Similarly to the edge dislocation, the screw dislocation can be introduced with Atomsk by using the option "-dislocation" with the parameter "screw":

atomsk Al_supercell.xsf -dislocation 0.51*box 0.501*box screw Z Y 2.860954 Al_screw.xsf cfg

Note that for a screw dislocation, the Poisson ratio is omitted (contrary to edge dislocations where it was mandatory).

Atomsk computes the theoretical stress components (from elasticity theory), which can be visualized with Atomeye. For instance the image below shows the stress component σxz:

When introducing screw dislocations, the number of atoms remains constant. Due to the displacements of atoms, the periodicity of the lattice is lost along both the X and Y directions. The periodicity remains along the Z direction though.

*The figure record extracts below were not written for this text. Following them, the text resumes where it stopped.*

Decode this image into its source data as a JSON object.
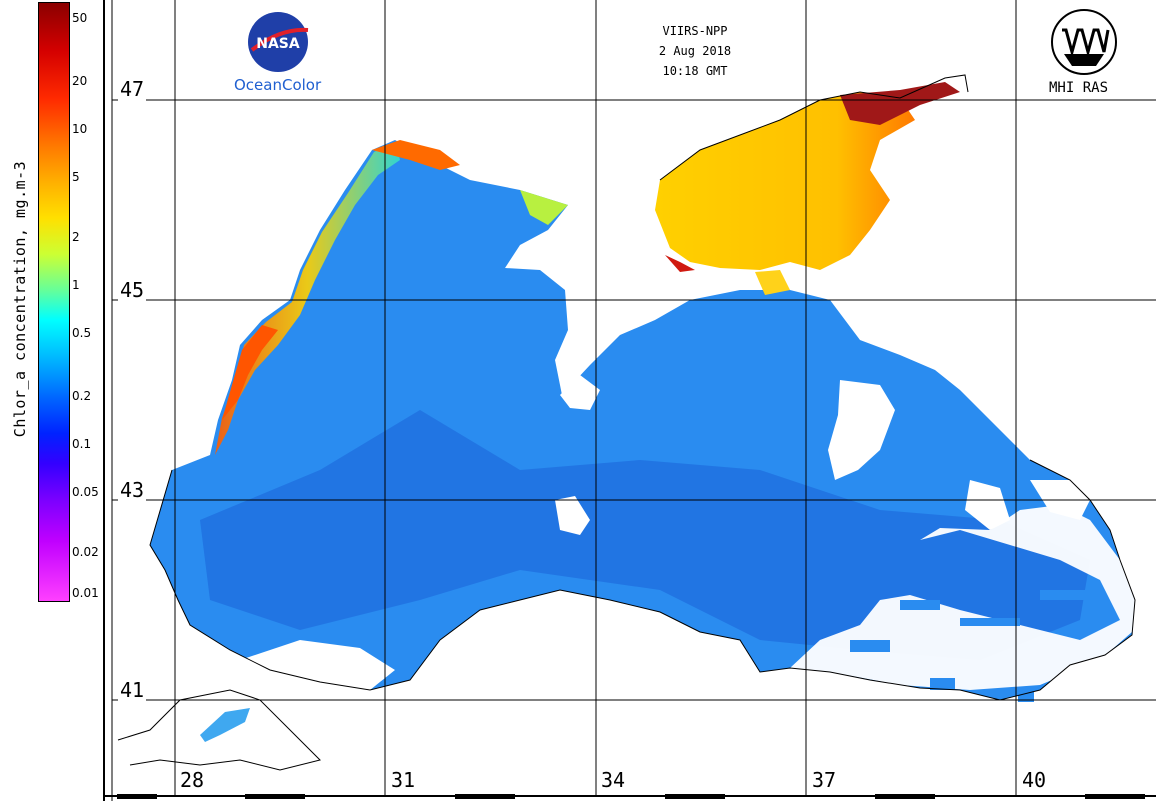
{
  "header": {
    "satellite": "VIIRS-NPP",
    "date": "2 Aug 2018",
    "time": "10:18 GMT"
  },
  "logos": {
    "left_text": "OceanColor",
    "right_text": "MHI RAS"
  },
  "colorbar": {
    "title": "Chlor_a concentration, mg.m-3",
    "ticks": [
      "50",
      "20",
      "10",
      "5",
      "2",
      "1",
      "0.5",
      "0.2",
      "0.1",
      "0.05",
      "0.02",
      "0.01"
    ],
    "scale": "log",
    "range": [
      0.01,
      50
    ]
  },
  "map": {
    "latitudes": [
      "47",
      "45",
      "43",
      "41"
    ],
    "longitudes": [
      "28",
      "31",
      "34",
      "37",
      "40"
    ]
  }
}
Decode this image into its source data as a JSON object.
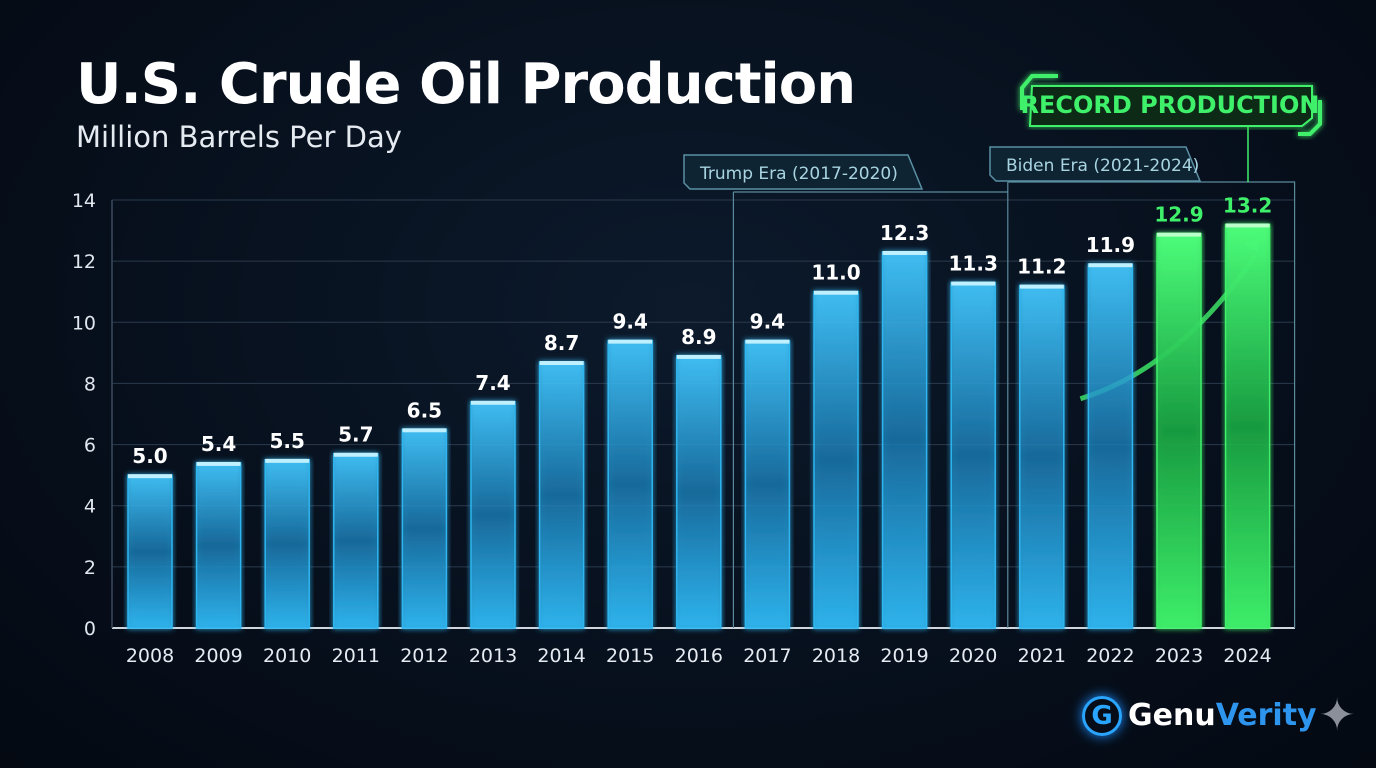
{
  "chart_data": {
    "type": "bar",
    "title": "U.S. Crude Oil Production",
    "subtitle": "Million Barrels Per Day",
    "categories": [
      "2008",
      "2009",
      "2010",
      "2011",
      "2012",
      "2013",
      "2014",
      "2015",
      "2016",
      "2017",
      "2018",
      "2019",
      "2020",
      "2021",
      "2022",
      "2023",
      "2024"
    ],
    "values": [
      5.0,
      5.4,
      5.5,
      5.7,
      6.5,
      7.4,
      8.7,
      9.4,
      8.9,
      9.4,
      11.0,
      12.3,
      11.3,
      11.2,
      11.9,
      12.9,
      13.2
    ],
    "ylim": [
      0,
      14
    ],
    "yticks": [
      0,
      2,
      4,
      6,
      8,
      10,
      12,
      14
    ],
    "grid": true,
    "colors": {
      "bar": "#2fb6f0",
      "highlight": "#3ff06a",
      "background": "#07101d"
    },
    "highlighted": [
      "2023",
      "2024"
    ],
    "annotations": [
      {
        "text": "Trump Era (2017-2020)",
        "from": "2017",
        "to": "2020"
      },
      {
        "text": "Biden Era (2021-2024)",
        "from": "2021",
        "to": "2024"
      },
      {
        "text": "RECORD PRODUCTION",
        "target": "2024"
      }
    ]
  },
  "branding": {
    "logo_part1": "Genu",
    "logo_part2": "Verity",
    "logo_icon": "g-circuit-icon",
    "sparkle": "sparkle-icon"
  }
}
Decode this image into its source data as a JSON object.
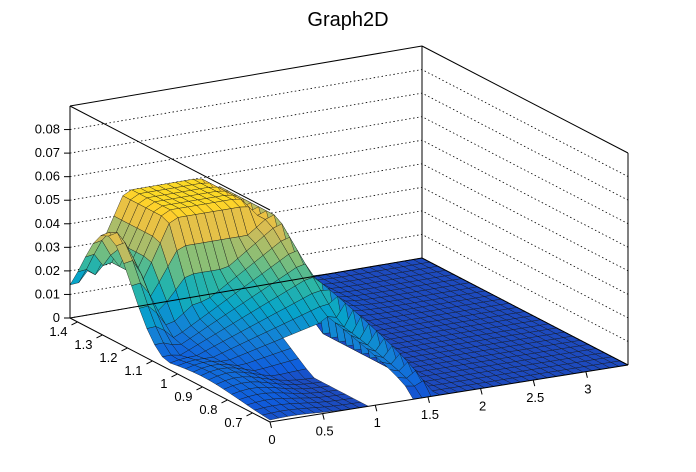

3. Deal with boundary conditions

It is possible to recover the periodicity of the lattice along the direction of glide (i.e. along the X direction in the current example). Indeed, at the edge of the supercell, atoms are displaced along Z by +b/2 above the glide plane, and -b/2 below the glide plane. Therefore, adding a Z component equal to b/2 to the first supercell vector restores the periodicity along the glide direction. This can easily be done manually in the final file, at the condition that it contains atom positions in Cartesian coordinates, like XCrySDen XSF files or LAMMPS data files (and not reduced coordinates, like e.g. CFG files). For instance, in a XSF file, modify the third value in the first vector (here displayed in bold characters):


# Fcc Al oriented X=[1-12] Y=[-111] Z=[110].
198.21270999 0.00000000 1.43047700
0.00000000 140.15755135 0.00000000
0.00000000 0.00000000 2.86095404
198.21270999 0.00000000 1.43047700
0.00000000 140.15755135 0.00000000
0.00000000 0.00000000 2.86095404

Beware that, depending on the file format, the value may have to be modified at different places. Please refer to the documentation of the simulation or visualization code that you are using.

4. Construct a quadrupole of dislocations

Sometimes, it is preferrable to construct a dipole, or a quadrupole of dislocations. This can be achieved with Atomsk, simply by calling the option "-dislocation" several times. Each time it is called, a new dislocation is introduced in the system.

Let us construct a quadrupole of screw dislocations in an aluminium system:

atomsk --create fcc 4.046 Al orient [1-12] [-111] [110] \
-duplicate 40 30 1 \
-dislocation 0.251*box 0.251*box screw Z Y 2.860954 \
-dislocation 0.751*box 0.251*box screw Z Y -2.860954 \
-dislocation 0.251*box 0.751*box screw Z Y -2.860954 \
-dislocation 0.751*box 0.751*box screw Z Y 2.860954 \

As before, we create a unit cell of aluminium with the mode "--create", and duplicate it to form a supercell. Then, the four dislocations are introduced: two with positive Burgers vectors at the reduced coordinates (0.25,0.25) and (0.75,0.75), and two with negative Burgers vectors at (0.75,0.25) and (0.25,0.75). Again, each coordinate is shifted by a small amount (0.001) to avoid placing the dislocations at the exact location of an atom.

When introducing several dislocations, their contributions to the stress components are added. As before, it is possible to visualize it. For instance the σxz component looks like the following:

This time, at the border of the supercell, the displacements due to the four dislocations cancel out (because the sum of their Burgers vectors is naught). Therefore, the boundary conditions are 3-D periodic.

5. Further comments

As for the edge dislocation, it is important to note that the screw dislocations constructed with the method above are not relaxed nor optimized. They correspond, at best, to the displacement fields predicted by the elastic theory of dislocations. However, in order to find the actual atomic configuration of the dislocation, the system needs to be optimized (e.g. by performing ab initio or atomistic simulations).

By default the option "-dislocation" uses the displacement fields of isotropic elasticity. This is justified in the case of aluminium because it is an isotropic material. In materials that are highly anisotropic, it is recommended to use the anisotropic elasticity to introduce dislocations, as explained in the following tutorial.